The entire operation relies on how “an artist engages closely with their community,” Sheridan said, referencing Jack Harlow’s “First Class,” which hit No. 1 on TikTok a week before it was No. 1 on the Billboard Hot 100. “We aren’t telling them you need to post three times a day; find your voice, be authentic and be consistent — that’s what matters the most,” he said.

In light of the recent debate surrounding Halsey — who recently shared her frustrations with her label prohibiting the release of their new single without a “viral moment” on TikTok — Ellis responded, “I think it’s just about finding out what’s organic to them… It’s an education process for artists.”

“It should be challenged to make sure [artists] are still being supported,” added Pensa, senior VP and head of marketing at RCA Records. “The reality is you need to engage and develop an audience and this is a tool and a platform that allows you to upsell your music which we’ve never been able to do before — how incredible is that?”

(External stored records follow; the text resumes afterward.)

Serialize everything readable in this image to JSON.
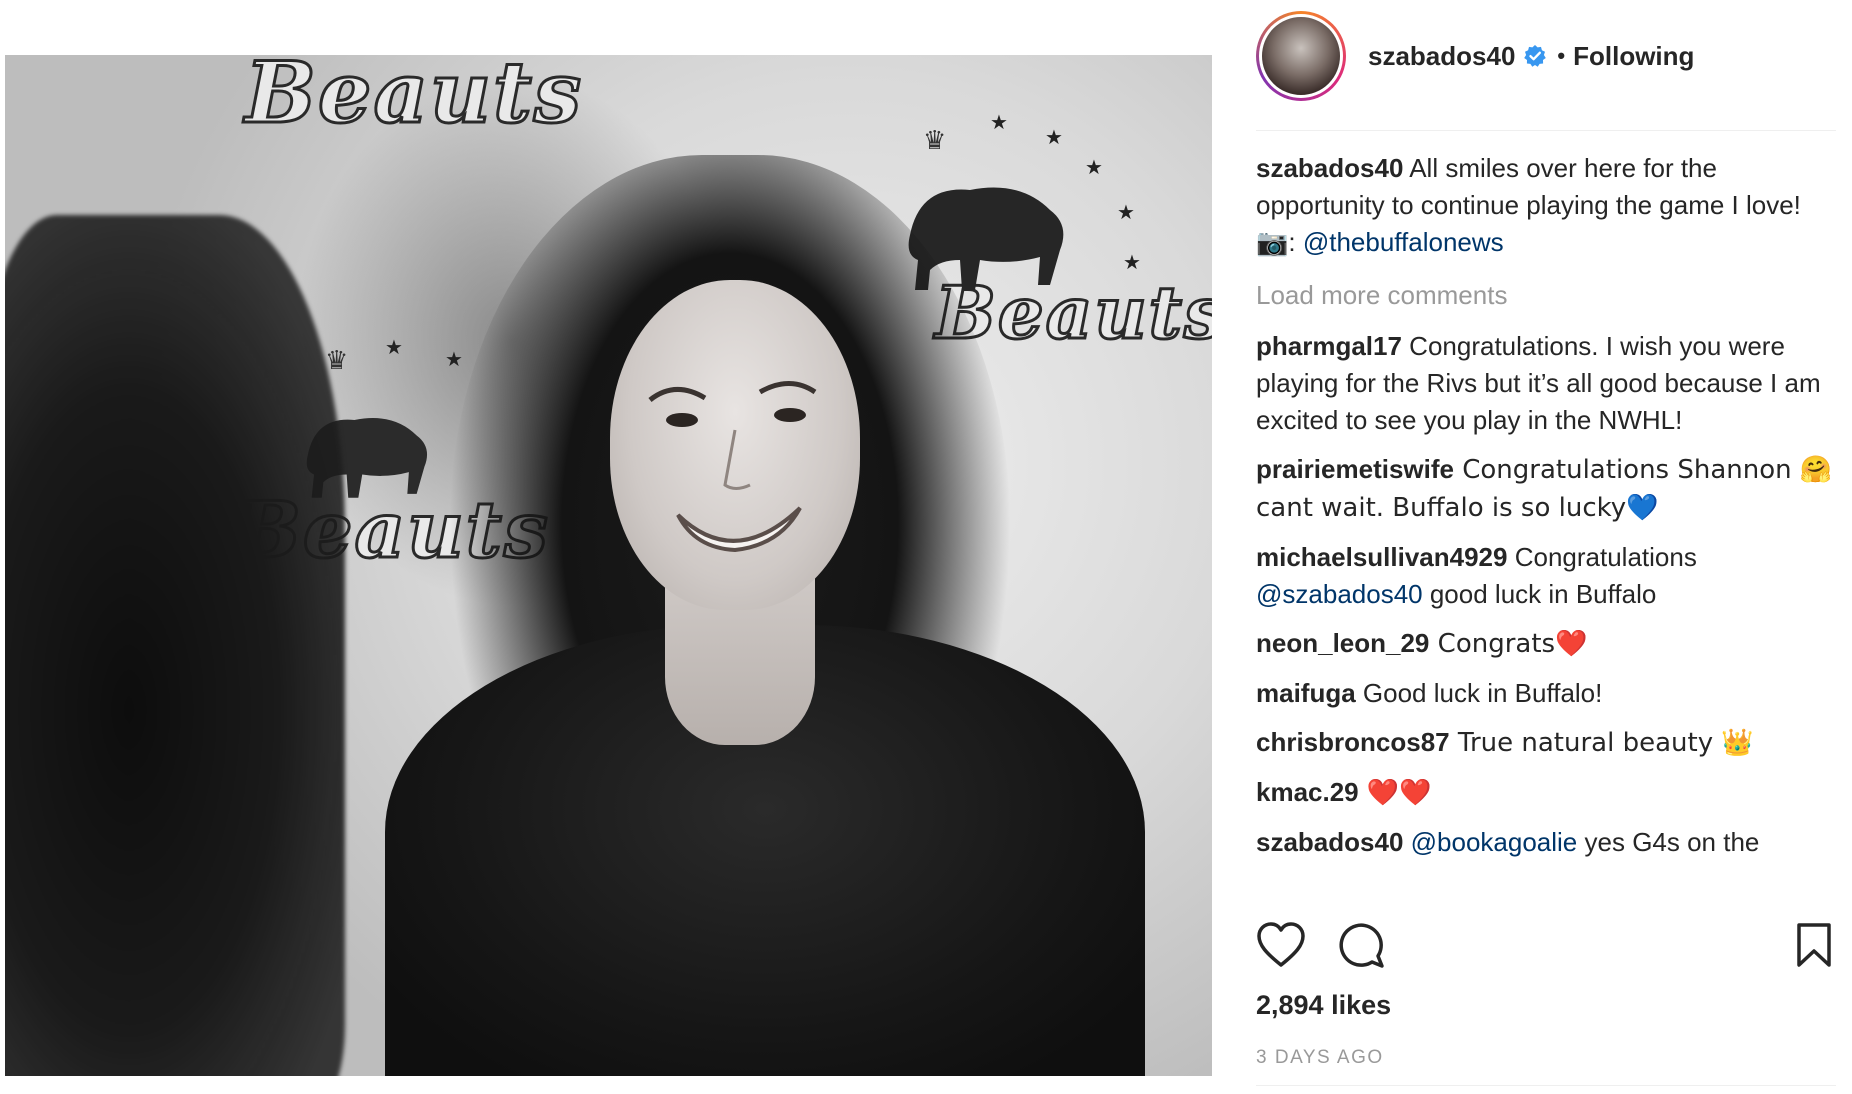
{
  "post": {
    "image_alt": "Black and white photo of a smiling woman with long curly hair in front of a Beauts backdrop",
    "backdrop_text": "Beauts"
  },
  "header": {
    "username": "szabados40",
    "separator": "•",
    "follow_status": "Following"
  },
  "caption": {
    "username": "szabados40",
    "text": " All smiles over here for the opportunity to continue playing the game I love! 📷: ",
    "mention": "@thebuffalonews"
  },
  "load_more_label": "Load more comments",
  "comments": [
    {
      "username": "pharmgal17",
      "text": " Congratulations. I wish you were playing for the Rivs but it’s all good because I am excited to see you play in the NWHL!"
    },
    {
      "username": "prairiemetiswife",
      "text": " Congratulations Shannon 🤗cant wait. Buffalo is so lucky💙"
    },
    {
      "username": "michaelsullivan4929",
      "text_before": " Congratulations ",
      "mention": "@szabados40",
      "text_after": " good luck in Buffalo"
    },
    {
      "username": "neon_leon_29",
      "text": " Congrats❤️"
    },
    {
      "username": "maifuga",
      "text": " Good luck in Buffalo!"
    },
    {
      "username": "chrisbroncos87",
      "text": " True natural beauty 👑"
    },
    {
      "username": "kmac.29",
      "text": " ❤️❤️"
    },
    {
      "username": "szabados40",
      "mention": "@bookagoalie",
      "text_after": " yes G4s on the"
    }
  ],
  "actions": {
    "like_icon": "heart-outline-icon",
    "comment_icon": "speech-bubble-icon",
    "save_icon": "bookmark-icon"
  },
  "likes_label": "2,894 likes",
  "timestamp": "3 DAYS AGO",
  "colors": {
    "text": "#262626",
    "muted": "#999999",
    "link": "#003569",
    "verified": "#3897f0",
    "divider": "#efefef"
  }
}
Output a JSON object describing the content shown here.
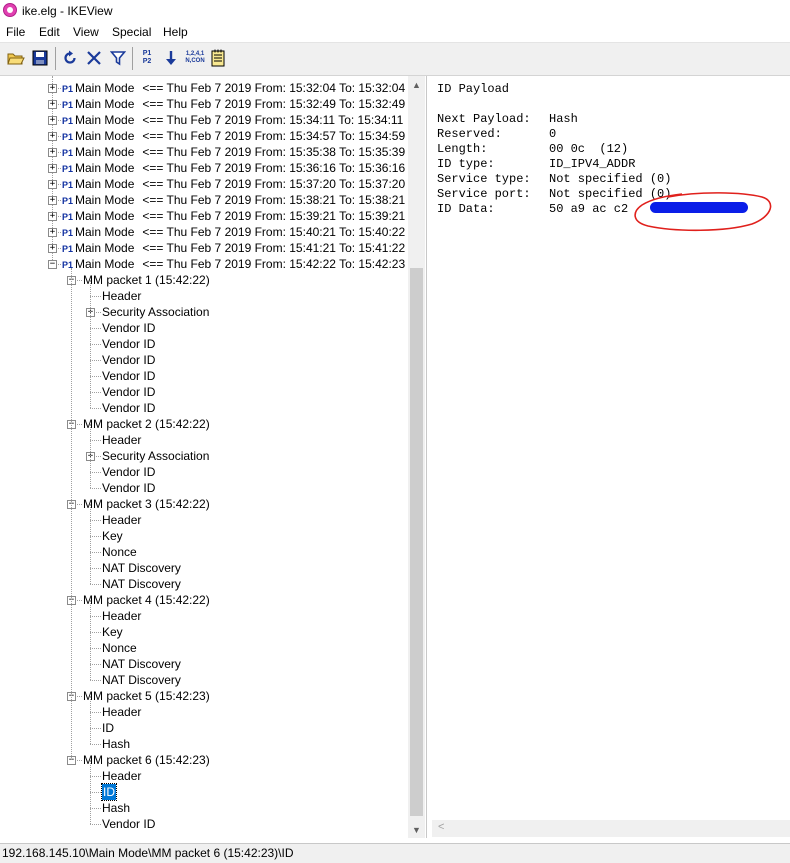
{
  "window": {
    "title": "ike.elg - IKEView"
  },
  "menu": [
    "File",
    "Edit",
    "View",
    "Special",
    "Help"
  ],
  "toolbar": {
    "buttons": [
      "open-icon",
      "save-icon",
      "refresh-icon",
      "delete-icon",
      "filter-icon",
      "p1-p2-icon",
      "down-arrow-icon",
      "counter-icon",
      "notepad-icon"
    ],
    "p1": "P1",
    "p2": "P2",
    "counter_top": "1,2,4,1",
    "counter_bottom": "N,CON"
  },
  "tree": {
    "p1_badge": "P1",
    "main_modes": [
      {
        "label": "Main Mode",
        "text": "<== Thu Feb 7 2019 From: 15:32:04 To: 15:32:04"
      },
      {
        "label": "Main Mode",
        "text": "<== Thu Feb 7 2019 From: 15:32:49 To: 15:32:49"
      },
      {
        "label": "Main Mode",
        "text": "<== Thu Feb 7 2019 From: 15:34:11 To: 15:34:11"
      },
      {
        "label": "Main Mode",
        "text": "<== Thu Feb 7 2019 From: 15:34:57 To: 15:34:59"
      },
      {
        "label": "Main Mode",
        "text": "<== Thu Feb 7 2019 From: 15:35:38 To: 15:35:39"
      },
      {
        "label": "Main Mode",
        "text": "<== Thu Feb 7 2019 From: 15:36:16 To: 15:36:16"
      },
      {
        "label": "Main Mode",
        "text": "<== Thu Feb 7 2019 From: 15:37:20 To: 15:37:20"
      },
      {
        "label": "Main Mode",
        "text": "<== Thu Feb 7 2019 From: 15:38:21 To: 15:38:21"
      },
      {
        "label": "Main Mode",
        "text": "<== Thu Feb 7 2019 From: 15:39:21 To: 15:39:21"
      },
      {
        "label": "Main Mode",
        "text": "<== Thu Feb 7 2019 From: 15:40:21 To: 15:40:22"
      },
      {
        "label": "Main Mode",
        "text": "<== Thu Feb 7 2019 From: 15:41:21 To: 15:41:22"
      },
      {
        "label": "Main Mode",
        "text": "<== Thu Feb 7 2019 From: 15:42:22 To: 15:42:23"
      }
    ],
    "packets": [
      {
        "label": "MM packet 1 (15:42:22)",
        "children": [
          "Header",
          "Security Association",
          "Vendor ID",
          "Vendor ID",
          "Vendor ID",
          "Vendor ID",
          "Vendor ID",
          "Vendor ID"
        ]
      },
      {
        "label": "MM packet 2 (15:42:22)",
        "children": [
          "Header",
          "Security Association",
          "Vendor ID",
          "Vendor ID"
        ]
      },
      {
        "label": "MM packet 3 (15:42:22)",
        "children": [
          "Header",
          "Key",
          "Nonce",
          "NAT Discovery",
          "NAT Discovery"
        ]
      },
      {
        "label": "MM packet 4 (15:42:22)",
        "children": [
          "Header",
          "Key",
          "Nonce",
          "NAT Discovery",
          "NAT Discovery"
        ]
      },
      {
        "label": "MM packet 5 (15:42:23)",
        "children": [
          "Header",
          "ID",
          "Hash"
        ]
      },
      {
        "label": "MM packet 6 (15:42:23)",
        "children": [
          "Header",
          "ID",
          "Hash",
          "Vendor ID"
        ]
      }
    ],
    "expandable_children": [
      "Security Association"
    ],
    "selected": {
      "packet": 5,
      "child": 1
    }
  },
  "detail": {
    "heading": "ID Payload",
    "fields": [
      {
        "name": "Next Payload:",
        "value": "Hash"
      },
      {
        "name": "Reserved:",
        "value": "0"
      },
      {
        "name": "Length:",
        "value": "00 0c  (12)"
      },
      {
        "name": "ID type:",
        "value": "ID_IPV4_ADDR"
      },
      {
        "name": "Service type:",
        "value": "Not specified (0)"
      },
      {
        "name": "Service port:",
        "value": "Not specified (0)"
      },
      {
        "name": "ID Data:",
        "value": "50 a9 ac c2"
      }
    ],
    "redaction_color": "#0a1ee8",
    "annotation_color": "#e0201c"
  },
  "status": {
    "path": "192.168.145.10\\Main Mode\\MM packet 6 (15:42:23)\\ID"
  }
}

The panelists noted that even language barriers don’t mean much when you can reach the entire world from your couch.

“I don’t see [TikTok] as any different than the promo we used to do in the clubs… It’s about [building] familiarity around the record,” concluded Pensa.

For the panel’s speed round, Santini, who is president of equity distribution for RocNation, touched on the success of vinyl. He described it as an artistic opportunity for the artists and a collectible experience for fans but added that it needs to be more easily accessible and at a faster rate.

Variety‘s annual Entertainment Marketing Summit aims to identify the best opportunities to engage with today’s evolving audiences and consumers who continue to be fast-moving targets across growing media platforms.